When Marino did feel well enough to
confront the fact that she had huge debts to pay, she also realized that she had no way to question the validity of the seemingly arbitrary figures. How did the company arrive at these unassailable numbers? According to an April 1998
letter from Oxford about Marino’s case, their UCRs were calculated by the Health Insurance Association of America (HIAA), the industry trade group that represents mostly for-profit companies (and that ran the famous “Harry and Louise” ad campaign credited with bringing down President Clinton’s health care reform
effort). “We believe [the HIAA database] fairly reflects the usual, customary and reasonable charges in the area,” states the letter.
There was nothing to convince Marino
of that fairness, however. Just getting in touch with the association is a near impossible feat. The HIAA sold off its UCR-calculating
“property” around the time of Oxford’s letter,
according to communications director Richard Coorsh.

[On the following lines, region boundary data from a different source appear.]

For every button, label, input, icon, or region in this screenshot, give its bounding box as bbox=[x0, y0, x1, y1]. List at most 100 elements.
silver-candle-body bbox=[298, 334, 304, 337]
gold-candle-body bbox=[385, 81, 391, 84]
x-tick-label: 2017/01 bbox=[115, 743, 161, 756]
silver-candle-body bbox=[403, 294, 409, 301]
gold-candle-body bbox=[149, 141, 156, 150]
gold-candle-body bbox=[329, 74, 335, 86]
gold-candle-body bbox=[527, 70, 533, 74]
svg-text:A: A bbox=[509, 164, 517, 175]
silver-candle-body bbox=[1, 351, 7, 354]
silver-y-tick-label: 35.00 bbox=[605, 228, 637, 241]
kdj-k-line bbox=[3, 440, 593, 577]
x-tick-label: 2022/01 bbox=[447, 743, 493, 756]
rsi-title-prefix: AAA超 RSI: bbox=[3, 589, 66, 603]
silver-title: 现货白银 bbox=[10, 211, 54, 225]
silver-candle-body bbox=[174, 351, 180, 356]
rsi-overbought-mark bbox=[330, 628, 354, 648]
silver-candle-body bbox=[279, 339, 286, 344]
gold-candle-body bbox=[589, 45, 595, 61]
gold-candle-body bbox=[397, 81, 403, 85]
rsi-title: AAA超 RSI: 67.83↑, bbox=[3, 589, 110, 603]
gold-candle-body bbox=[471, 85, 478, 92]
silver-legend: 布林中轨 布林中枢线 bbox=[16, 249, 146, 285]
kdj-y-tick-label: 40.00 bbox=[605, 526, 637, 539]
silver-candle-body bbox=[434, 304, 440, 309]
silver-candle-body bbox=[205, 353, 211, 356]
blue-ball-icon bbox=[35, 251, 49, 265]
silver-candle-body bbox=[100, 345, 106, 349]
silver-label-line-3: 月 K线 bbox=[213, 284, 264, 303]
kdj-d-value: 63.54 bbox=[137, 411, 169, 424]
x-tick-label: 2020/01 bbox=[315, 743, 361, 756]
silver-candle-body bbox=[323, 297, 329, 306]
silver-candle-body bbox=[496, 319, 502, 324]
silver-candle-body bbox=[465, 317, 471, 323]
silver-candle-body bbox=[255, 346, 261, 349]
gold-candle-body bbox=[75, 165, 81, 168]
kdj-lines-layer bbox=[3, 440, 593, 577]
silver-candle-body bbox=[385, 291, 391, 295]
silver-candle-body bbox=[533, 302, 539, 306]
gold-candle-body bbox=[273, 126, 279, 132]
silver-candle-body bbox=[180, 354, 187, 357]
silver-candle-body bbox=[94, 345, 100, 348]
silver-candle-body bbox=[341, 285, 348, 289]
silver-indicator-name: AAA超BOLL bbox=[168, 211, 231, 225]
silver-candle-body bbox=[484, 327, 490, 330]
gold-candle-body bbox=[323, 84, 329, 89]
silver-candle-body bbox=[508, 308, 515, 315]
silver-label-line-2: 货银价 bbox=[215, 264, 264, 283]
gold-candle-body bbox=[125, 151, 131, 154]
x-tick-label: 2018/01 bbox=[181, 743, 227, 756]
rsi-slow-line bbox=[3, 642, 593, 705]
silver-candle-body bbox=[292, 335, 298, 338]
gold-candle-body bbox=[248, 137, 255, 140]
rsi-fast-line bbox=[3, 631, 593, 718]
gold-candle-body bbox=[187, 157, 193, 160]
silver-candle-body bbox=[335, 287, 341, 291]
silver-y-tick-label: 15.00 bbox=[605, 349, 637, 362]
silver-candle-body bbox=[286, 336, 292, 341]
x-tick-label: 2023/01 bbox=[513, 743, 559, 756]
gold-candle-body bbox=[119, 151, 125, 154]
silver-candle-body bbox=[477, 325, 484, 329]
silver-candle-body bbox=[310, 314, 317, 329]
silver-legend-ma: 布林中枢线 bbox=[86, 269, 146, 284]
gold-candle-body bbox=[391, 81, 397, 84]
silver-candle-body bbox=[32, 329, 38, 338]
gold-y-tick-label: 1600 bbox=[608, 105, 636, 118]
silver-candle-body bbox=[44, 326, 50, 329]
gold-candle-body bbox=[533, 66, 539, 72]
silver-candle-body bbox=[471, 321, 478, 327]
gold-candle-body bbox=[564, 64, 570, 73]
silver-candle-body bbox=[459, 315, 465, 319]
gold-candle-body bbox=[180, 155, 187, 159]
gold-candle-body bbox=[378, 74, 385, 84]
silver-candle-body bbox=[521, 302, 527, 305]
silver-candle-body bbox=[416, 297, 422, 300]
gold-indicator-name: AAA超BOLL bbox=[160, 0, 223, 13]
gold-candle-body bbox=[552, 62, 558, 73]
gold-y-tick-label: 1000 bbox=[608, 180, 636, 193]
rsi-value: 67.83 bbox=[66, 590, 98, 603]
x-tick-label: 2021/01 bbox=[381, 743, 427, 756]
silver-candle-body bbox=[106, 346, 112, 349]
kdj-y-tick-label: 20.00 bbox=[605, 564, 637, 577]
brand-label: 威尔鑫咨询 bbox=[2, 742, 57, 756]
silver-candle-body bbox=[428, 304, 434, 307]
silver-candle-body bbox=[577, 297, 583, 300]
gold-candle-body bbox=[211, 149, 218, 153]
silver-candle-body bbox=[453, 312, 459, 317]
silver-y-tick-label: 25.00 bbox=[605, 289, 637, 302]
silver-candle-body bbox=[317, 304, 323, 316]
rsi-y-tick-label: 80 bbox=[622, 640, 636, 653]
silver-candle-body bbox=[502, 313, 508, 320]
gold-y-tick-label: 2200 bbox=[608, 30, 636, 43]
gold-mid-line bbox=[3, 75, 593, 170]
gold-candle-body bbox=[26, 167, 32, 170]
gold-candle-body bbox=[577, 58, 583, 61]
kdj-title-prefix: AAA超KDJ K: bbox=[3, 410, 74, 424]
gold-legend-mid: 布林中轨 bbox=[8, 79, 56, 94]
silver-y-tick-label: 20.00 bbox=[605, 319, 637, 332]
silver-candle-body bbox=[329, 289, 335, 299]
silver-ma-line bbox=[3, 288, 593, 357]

But while Coorsh says the buyer
was Ingenix, a company in Reston, Virginia, there was no listing for an Ingenix in Virginia, nor was there one in Salt Lake City, where Coorsh says Ingenix is headquartered. The
confusion stems from the fact that Ingenix is but
a subsidiary of a larger company, United Health Group, which owns several UCR-setting
businesses. But when HMO Watch finally reached that company, Ingenix executives
were unwilling to comment for this story.
Calls to the customer
service department of Ingenix revealed that, for $10 each,
patients can buy the price range for
a procedure in a certain area of the country, though, even then, Ingenix won’t provide an
So, while teams of actuaries are no doubt
doing something complicated to arrive at the idea that someone in Emily Marino’s zip code should be reimbursed exactly $234.62 for a
radiation treatment aid (she was charged $522.20), it is virtually impossible to check on what that something is. Not even the state
Department of Insurance has information on these shadowy players.
Oxford’s Hardart suggests that UCR shortfalls can be avoided by not getting care out of
network. The Oxford plan that Marino belongs to allows such care, she says, but because Oxford has the largest network of physicians in the area, “it is seldom necessary to go out of network.”
Even so, Marino wouldn’t necessarily choose her doctors differently if she had to do it all over again. With her cancerous breast and lymph nodes gone and her hair grown back, she only regrets her bills.